La question israélo-palestinienne, c’est aussi un enjeu régional déterminant. Naturellement, on sait que les pays du monde arabe sont attentifs à cette phase critique.

Que vont devenir les accords de paix notamment conclus avec l’Égypte et la Jordanie ? Le chef de la diplomatie jordanienne a annoncé que l’annexion de la Cisjordanie par l’Israël serait une « menace sans précédent pour le processus de paix » et pourrait plonger le Proche-Orient dans un « long et douloureux » conflit. Je crains aussi que toutes les dernières manœuvres de rapprochement avec les pays arabes sunnites tels que l’Arabie saoudite soient définitivement enterrées…

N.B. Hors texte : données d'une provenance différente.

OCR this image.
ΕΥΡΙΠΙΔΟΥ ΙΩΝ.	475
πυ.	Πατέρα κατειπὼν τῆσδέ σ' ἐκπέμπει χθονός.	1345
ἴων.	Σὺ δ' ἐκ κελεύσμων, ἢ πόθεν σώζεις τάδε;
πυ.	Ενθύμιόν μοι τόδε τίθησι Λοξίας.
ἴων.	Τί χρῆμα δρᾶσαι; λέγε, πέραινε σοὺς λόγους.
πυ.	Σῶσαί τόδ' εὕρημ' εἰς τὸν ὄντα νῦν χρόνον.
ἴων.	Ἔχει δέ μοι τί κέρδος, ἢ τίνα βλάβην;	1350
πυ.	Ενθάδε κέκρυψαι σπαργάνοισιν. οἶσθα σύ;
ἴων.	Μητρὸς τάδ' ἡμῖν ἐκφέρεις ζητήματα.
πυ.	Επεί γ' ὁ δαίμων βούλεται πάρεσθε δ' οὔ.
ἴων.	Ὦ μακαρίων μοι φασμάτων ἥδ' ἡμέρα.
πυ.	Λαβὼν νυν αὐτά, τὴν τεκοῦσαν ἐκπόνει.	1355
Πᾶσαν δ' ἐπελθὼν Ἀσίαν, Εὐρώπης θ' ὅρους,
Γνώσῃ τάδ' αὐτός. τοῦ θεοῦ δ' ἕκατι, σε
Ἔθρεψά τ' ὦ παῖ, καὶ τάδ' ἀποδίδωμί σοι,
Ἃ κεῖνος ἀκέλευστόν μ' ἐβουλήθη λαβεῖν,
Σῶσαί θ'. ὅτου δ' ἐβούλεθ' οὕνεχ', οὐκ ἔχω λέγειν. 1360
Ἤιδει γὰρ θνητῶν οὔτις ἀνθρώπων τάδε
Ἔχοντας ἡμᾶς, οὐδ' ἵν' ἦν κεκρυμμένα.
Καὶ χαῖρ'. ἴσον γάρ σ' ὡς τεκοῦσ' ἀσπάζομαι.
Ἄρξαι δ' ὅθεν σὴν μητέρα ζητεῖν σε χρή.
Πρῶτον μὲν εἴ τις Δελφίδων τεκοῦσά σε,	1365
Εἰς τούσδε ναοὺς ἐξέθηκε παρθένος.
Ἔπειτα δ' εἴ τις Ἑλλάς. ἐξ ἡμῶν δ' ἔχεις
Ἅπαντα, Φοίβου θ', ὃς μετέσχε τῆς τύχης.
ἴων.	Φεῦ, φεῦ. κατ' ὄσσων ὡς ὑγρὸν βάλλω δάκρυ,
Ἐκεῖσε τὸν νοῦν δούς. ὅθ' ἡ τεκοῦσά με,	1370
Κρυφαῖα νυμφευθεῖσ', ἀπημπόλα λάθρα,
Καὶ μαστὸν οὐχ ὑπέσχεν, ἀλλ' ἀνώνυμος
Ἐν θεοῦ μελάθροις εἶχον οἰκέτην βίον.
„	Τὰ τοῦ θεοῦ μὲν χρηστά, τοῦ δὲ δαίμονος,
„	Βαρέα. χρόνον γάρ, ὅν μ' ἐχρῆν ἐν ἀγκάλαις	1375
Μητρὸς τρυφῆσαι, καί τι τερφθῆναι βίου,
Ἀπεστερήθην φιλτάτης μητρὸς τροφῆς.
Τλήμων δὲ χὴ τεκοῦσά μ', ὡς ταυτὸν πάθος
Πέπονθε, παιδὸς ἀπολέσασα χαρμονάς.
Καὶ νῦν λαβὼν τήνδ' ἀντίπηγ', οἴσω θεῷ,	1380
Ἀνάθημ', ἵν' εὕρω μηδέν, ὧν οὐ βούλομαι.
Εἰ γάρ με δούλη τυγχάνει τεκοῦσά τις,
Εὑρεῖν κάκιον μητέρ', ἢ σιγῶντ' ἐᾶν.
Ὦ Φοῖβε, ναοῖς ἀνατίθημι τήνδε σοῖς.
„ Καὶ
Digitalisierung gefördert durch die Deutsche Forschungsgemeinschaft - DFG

Face à tout cela, quelle peut-être la réaction de la communauté internationale ?

La solution à deux États, que la France et l’Union européenne appellent de leurs vœux, serait réduite en poussière en cas d’annexion. Pourtant, c’est cette voie que nous devons défendre, car elle constitue le meilleur équilibre entre les aspirations des deux parties. Sur le plan géopolitique, Israël aurait plus à perdre qu’à gagner en annexant la vallée du Jourdain. Par conséquent, tout doit être mis en œuvre pour éviter cela et faire perdurer les promesses d’Oslo. C’est d’ailleurs votre position, monsieur le ministre, et mon groupe est également sur cette ligne.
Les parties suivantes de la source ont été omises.